What Does the Liver Do?

The second largest organ in the human body, the liver filters or detoxifies almost 1,500 liters of blood each day, removing fats, metabolic byproducts, chemicals, environmental toxins, drugs and alcohol from the blood. It also stores energy (in the form of glycogen) and fat, decomposes red blood cells, and makes proteins that become part of blood plasma. Additionally, it produces and secretes bile that is stored in the gallbladder and then released into the small intestine when a person eats. Bile plays an important role in digestion of fats and the absorption of nutrients and vitamins such as A and D.

Located in the upper right side of the abdomen, the liver is considered part of the hepatobiliary system, which also includes the gallbladder and bile ducts. The hepatobiliary system works functionally with the digestive system, which includes the pancreas, stomach , intestines, colon and spleen.

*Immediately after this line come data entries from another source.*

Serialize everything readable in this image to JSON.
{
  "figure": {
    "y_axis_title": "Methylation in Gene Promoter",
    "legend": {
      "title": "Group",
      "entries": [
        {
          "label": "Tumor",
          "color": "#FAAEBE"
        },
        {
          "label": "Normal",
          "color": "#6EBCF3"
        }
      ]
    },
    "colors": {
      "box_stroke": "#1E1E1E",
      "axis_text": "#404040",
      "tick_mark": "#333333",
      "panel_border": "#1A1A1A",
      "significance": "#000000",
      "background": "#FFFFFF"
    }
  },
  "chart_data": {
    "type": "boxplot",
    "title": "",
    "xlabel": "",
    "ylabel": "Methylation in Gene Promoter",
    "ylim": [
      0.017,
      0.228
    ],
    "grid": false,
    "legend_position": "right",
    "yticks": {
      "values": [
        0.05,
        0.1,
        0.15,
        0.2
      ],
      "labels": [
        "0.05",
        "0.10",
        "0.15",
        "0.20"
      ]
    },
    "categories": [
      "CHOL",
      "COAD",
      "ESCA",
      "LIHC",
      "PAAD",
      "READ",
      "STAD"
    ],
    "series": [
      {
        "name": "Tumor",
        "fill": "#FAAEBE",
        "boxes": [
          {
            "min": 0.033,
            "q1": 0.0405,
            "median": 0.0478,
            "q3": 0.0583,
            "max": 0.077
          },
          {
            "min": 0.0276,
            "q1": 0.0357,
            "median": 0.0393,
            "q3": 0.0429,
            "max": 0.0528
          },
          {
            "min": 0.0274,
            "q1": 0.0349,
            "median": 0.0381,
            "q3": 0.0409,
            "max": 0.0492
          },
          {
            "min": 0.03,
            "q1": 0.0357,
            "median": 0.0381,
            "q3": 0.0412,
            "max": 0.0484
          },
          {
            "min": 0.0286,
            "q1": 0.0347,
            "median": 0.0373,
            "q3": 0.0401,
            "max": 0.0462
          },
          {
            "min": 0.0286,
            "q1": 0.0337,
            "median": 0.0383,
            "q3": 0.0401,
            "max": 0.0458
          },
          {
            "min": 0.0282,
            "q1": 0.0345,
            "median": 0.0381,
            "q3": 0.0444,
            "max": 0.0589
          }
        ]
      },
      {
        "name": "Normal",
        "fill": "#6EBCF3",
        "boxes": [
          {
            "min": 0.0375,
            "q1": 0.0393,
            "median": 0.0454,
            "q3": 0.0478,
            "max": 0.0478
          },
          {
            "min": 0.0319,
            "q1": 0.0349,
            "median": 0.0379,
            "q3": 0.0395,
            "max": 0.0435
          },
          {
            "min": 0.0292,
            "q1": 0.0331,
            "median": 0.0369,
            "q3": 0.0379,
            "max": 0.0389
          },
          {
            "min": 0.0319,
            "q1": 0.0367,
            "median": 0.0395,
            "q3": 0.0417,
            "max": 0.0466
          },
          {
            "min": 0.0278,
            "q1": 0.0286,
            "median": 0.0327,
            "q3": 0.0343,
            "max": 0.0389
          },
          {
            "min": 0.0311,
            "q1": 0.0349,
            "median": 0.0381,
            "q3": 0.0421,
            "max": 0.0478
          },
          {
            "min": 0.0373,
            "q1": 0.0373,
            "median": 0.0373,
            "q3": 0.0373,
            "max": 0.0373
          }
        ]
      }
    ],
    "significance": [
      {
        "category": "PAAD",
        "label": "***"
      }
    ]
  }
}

The liver is made up of eight segments. A person can often survive on 30 percent remaining liver, provided it is healthy.7 If the liver is cirrhotic, a person can often live with 50 percent remaining liver; this may depend, however, on which parts of the liver are affected by disease.8

Unlike most body tissues, the liver can regenerate lost tissue, but this capability depends on the overall health of the organ. This is an important fact for people who plan to have a liver resection. Liver tissue can regenerate to help replenish the working structure of the organ that performs blood filtration, but it will not become the fully functioning liver it was originally.